Is the model here referring to the file trans_model.py? Why is it .pt here, can you tell me?
It doesn't refer to the trans_model.py. model_path is the path to save the trained model.
Why doesn't test.fna divide positive and negative samples?
Here I just want to show how to make a prediction using your own testing data. You can add a function here to evaluate the performance if you know the ground truth.
Best, Xubo
ZoeLct
commented
8 months ago Hello Xubo, After I have run the file 'train_pc_model.py', can I directly use the command 'python PLASMe.py' for the classification task, or is there any other operation needed? Additionally, if I wish to make modifications to the transformer model, is it correct that after making the changes, I should run 'train_pc_model.py' again, and then use the command 'python PLASMe.py' to classify using the modified model?
HubertTang
commented
8 months ago Hi ZoeLct,
You cannot run PLASMe.py directly after retraining your custom model. PLASMe does not currently support custom databases. This is because custom databases require redefining many parameters, such as the number of protein clusters, the possible regions shared between the reference plasmids and chromosomes, different thresholds for the alignment of different PCs, and plasmid taxonomy classification, ... ... train_pc_model.py is just a demonstration for interested readers on how to train a PC-based Transformer model from scratch, not for retraining PLASMe's database. I will organize and upload the relevant code when I have time in the future. If you have a need to update the database, please let me know, and I will update it as soon as possible.
Best, Xubo
ZoeLct
commented
8 months ago Hello Xubo, I am wondering if it is possible to retrain the model by only modifying the transformer model, without changing the database, and using your existing database DB? If possible, how could I train the model and use PLASMe.py? Looking forward to your reply.
HubertTang
commented
7 months ago Hi ZoeLct,
Sorry for the late reply. You can use the training script to train models for each order separately. After that, replace the old models in the database with the newly trained ones. Then, you can use PLASMe.py to make predictions with your newly trained models.
Best, Xubo
ZoeLct
commented
7 months ago Hello Xubo,
I'm delighted to have received your response.

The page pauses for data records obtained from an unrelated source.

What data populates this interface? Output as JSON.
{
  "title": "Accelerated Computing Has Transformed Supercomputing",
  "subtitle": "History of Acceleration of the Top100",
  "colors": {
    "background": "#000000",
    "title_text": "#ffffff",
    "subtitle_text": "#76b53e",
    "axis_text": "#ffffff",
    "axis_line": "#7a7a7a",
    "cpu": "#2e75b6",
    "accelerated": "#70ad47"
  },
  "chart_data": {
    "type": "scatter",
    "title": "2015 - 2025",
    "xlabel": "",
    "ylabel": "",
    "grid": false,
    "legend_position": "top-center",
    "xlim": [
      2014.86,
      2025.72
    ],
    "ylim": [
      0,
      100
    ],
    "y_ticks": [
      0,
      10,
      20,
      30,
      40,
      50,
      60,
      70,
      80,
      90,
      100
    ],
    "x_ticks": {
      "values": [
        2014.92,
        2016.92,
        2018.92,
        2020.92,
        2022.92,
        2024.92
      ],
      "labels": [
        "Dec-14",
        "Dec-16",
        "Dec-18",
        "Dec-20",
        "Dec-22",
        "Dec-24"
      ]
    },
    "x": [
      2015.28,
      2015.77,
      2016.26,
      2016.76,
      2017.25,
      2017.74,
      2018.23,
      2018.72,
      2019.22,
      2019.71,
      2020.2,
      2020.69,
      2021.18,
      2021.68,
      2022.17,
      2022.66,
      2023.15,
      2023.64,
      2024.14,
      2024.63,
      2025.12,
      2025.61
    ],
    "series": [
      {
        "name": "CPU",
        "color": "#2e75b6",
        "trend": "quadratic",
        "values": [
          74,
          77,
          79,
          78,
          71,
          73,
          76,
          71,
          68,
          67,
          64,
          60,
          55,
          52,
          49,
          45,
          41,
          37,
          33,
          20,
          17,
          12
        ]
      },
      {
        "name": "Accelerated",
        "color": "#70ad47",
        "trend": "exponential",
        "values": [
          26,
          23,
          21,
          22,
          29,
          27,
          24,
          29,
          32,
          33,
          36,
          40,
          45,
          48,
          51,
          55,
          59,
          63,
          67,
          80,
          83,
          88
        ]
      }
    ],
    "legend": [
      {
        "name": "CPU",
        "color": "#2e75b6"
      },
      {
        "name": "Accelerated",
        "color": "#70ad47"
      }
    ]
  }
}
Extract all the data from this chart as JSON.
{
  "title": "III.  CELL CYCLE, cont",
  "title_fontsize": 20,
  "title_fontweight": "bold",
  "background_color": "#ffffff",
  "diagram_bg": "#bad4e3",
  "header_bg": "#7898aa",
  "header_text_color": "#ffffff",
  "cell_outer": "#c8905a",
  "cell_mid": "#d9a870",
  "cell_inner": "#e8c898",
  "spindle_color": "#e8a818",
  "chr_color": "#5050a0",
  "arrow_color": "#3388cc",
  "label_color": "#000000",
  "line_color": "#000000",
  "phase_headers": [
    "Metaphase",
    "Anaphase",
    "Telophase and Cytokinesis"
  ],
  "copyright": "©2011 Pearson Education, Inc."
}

I would like to inquire if it would be possible for me to use the .p2a files from your database, and to omit the code segment in the train_pc_model script that generates p2a files, thereby directly using your provided train_pc_model script to train a new transformer model. Would such an approach be feasible? Are there any modifications that need to be made?If possible, I would like to train a new transformer model as soon as possible.

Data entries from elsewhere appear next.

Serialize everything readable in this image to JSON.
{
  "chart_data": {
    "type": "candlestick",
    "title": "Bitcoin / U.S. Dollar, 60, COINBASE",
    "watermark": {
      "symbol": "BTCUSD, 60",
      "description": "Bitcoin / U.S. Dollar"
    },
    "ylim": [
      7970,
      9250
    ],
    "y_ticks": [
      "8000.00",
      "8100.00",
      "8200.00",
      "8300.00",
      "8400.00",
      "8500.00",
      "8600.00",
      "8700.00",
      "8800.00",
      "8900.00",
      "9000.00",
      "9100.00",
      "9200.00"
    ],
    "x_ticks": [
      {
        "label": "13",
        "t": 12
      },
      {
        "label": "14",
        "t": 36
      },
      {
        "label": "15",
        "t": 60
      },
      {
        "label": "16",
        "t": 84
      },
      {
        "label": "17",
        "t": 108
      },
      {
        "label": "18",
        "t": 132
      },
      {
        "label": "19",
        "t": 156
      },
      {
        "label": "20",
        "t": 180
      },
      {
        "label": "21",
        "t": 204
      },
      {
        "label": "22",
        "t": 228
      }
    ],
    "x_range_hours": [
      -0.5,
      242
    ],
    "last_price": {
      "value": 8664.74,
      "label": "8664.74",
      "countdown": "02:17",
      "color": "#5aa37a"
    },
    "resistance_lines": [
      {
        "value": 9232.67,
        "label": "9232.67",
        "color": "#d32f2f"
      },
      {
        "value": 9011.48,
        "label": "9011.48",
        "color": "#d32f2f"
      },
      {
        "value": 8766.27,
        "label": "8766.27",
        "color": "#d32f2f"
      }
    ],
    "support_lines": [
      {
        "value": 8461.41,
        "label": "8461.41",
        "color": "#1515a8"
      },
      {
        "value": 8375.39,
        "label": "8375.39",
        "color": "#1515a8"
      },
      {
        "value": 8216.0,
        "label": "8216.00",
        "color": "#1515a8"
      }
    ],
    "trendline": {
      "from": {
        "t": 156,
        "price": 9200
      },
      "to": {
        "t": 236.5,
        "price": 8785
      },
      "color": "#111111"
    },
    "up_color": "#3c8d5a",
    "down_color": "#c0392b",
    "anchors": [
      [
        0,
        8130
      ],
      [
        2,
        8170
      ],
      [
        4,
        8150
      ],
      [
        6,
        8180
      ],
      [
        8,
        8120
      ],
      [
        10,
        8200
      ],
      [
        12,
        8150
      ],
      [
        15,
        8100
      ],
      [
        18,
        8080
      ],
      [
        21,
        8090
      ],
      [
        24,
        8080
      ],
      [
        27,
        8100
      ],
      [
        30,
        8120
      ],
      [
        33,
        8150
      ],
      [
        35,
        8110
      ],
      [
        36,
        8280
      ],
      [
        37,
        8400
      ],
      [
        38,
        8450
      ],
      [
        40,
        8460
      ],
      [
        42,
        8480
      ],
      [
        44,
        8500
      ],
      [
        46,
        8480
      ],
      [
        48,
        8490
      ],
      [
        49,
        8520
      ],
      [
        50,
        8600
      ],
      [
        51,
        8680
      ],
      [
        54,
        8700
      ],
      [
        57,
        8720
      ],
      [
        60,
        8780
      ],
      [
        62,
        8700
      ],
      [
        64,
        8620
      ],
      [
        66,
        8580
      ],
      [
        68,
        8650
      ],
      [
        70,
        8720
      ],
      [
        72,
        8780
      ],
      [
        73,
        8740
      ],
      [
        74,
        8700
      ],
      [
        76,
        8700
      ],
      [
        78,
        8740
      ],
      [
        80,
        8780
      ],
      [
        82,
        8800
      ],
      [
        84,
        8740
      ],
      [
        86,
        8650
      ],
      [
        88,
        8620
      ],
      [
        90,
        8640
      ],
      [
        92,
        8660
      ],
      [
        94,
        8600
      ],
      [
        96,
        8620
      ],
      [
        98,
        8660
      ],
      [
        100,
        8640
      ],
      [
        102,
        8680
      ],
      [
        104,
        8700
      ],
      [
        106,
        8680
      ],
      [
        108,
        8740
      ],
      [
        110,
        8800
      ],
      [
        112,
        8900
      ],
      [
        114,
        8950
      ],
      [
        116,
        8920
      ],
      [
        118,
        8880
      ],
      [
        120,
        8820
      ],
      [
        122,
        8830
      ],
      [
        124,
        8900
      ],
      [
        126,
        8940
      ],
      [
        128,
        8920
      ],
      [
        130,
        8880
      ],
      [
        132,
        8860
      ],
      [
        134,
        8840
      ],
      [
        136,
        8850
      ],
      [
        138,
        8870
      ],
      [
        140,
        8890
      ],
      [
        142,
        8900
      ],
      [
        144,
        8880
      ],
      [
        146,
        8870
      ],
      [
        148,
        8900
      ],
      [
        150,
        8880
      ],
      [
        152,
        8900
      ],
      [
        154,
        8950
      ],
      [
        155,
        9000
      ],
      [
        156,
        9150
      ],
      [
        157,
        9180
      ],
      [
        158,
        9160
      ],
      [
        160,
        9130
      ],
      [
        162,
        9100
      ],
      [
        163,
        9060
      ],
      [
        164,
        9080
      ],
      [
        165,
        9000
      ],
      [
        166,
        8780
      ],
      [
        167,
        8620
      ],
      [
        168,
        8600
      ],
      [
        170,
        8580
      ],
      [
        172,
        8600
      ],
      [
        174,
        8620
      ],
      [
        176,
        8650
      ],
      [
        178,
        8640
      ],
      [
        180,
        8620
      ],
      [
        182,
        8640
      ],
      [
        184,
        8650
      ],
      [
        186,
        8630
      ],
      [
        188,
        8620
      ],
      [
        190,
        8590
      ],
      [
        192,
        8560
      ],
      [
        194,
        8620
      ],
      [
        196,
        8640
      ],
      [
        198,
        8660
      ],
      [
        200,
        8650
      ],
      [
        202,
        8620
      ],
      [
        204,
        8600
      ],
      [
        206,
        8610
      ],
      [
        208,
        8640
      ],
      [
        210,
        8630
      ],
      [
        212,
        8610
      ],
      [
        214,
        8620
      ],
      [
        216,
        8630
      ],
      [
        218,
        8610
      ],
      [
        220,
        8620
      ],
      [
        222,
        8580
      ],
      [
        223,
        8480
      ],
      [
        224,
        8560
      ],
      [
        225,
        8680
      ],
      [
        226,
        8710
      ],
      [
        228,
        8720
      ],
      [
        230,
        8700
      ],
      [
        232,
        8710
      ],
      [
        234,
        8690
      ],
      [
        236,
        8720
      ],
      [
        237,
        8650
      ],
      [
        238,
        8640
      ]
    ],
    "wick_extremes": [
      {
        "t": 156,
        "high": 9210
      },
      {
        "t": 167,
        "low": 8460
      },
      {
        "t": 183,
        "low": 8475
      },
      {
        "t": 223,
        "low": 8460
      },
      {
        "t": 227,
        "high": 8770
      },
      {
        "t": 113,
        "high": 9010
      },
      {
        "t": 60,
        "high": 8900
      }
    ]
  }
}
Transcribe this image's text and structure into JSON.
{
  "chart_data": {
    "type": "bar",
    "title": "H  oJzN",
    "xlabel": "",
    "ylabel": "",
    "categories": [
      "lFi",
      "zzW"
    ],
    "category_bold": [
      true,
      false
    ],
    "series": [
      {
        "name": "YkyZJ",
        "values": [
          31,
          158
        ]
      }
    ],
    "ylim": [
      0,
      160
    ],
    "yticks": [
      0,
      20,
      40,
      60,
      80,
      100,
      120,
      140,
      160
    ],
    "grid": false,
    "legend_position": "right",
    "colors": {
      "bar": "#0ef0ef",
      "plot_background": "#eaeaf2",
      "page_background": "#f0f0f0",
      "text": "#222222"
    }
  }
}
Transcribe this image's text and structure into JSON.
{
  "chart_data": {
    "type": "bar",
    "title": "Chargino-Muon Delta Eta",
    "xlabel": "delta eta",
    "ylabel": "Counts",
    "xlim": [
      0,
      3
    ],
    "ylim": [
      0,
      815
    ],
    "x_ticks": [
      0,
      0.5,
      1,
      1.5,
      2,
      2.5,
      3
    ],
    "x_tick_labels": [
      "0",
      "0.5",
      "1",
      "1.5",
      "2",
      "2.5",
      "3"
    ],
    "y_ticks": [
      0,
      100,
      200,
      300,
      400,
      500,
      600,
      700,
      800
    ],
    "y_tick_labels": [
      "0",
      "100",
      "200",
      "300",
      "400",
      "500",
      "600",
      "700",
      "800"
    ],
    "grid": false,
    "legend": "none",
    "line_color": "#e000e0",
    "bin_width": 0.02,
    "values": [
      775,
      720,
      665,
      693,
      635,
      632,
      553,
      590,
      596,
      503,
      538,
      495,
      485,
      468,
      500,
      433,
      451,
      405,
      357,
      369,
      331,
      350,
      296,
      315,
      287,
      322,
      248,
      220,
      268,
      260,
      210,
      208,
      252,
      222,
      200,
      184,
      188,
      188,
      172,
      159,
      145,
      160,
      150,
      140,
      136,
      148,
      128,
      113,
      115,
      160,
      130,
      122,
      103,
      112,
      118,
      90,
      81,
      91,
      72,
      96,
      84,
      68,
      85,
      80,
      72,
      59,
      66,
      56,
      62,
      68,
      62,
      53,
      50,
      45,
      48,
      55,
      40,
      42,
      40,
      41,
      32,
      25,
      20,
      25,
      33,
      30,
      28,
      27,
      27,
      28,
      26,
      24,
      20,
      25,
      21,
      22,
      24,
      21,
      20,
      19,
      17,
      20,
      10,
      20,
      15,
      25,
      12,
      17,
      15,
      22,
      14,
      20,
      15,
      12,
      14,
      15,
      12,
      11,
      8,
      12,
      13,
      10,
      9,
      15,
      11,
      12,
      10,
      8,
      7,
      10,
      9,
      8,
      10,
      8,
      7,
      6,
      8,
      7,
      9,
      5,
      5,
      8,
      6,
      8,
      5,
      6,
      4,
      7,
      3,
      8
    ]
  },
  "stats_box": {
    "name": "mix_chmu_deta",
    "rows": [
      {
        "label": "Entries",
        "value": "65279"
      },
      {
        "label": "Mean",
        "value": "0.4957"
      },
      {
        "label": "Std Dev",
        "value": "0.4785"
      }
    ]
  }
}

Additionally, I'm somewhat unclear about what you mean by "for each order separately." I've noticed that you have used different models, but I'm uncertain about the distinctions in the training processes for these models. If a unified model were to be used for classification, would there be a significant difference in performance?
Looking forward to your reply.
Hello author, regarding how to train models using a custom protein database, I would like to ask, apart from the plasmid dataset , what datasets need to be prepared? Could you tell me what datasets you have used in your work?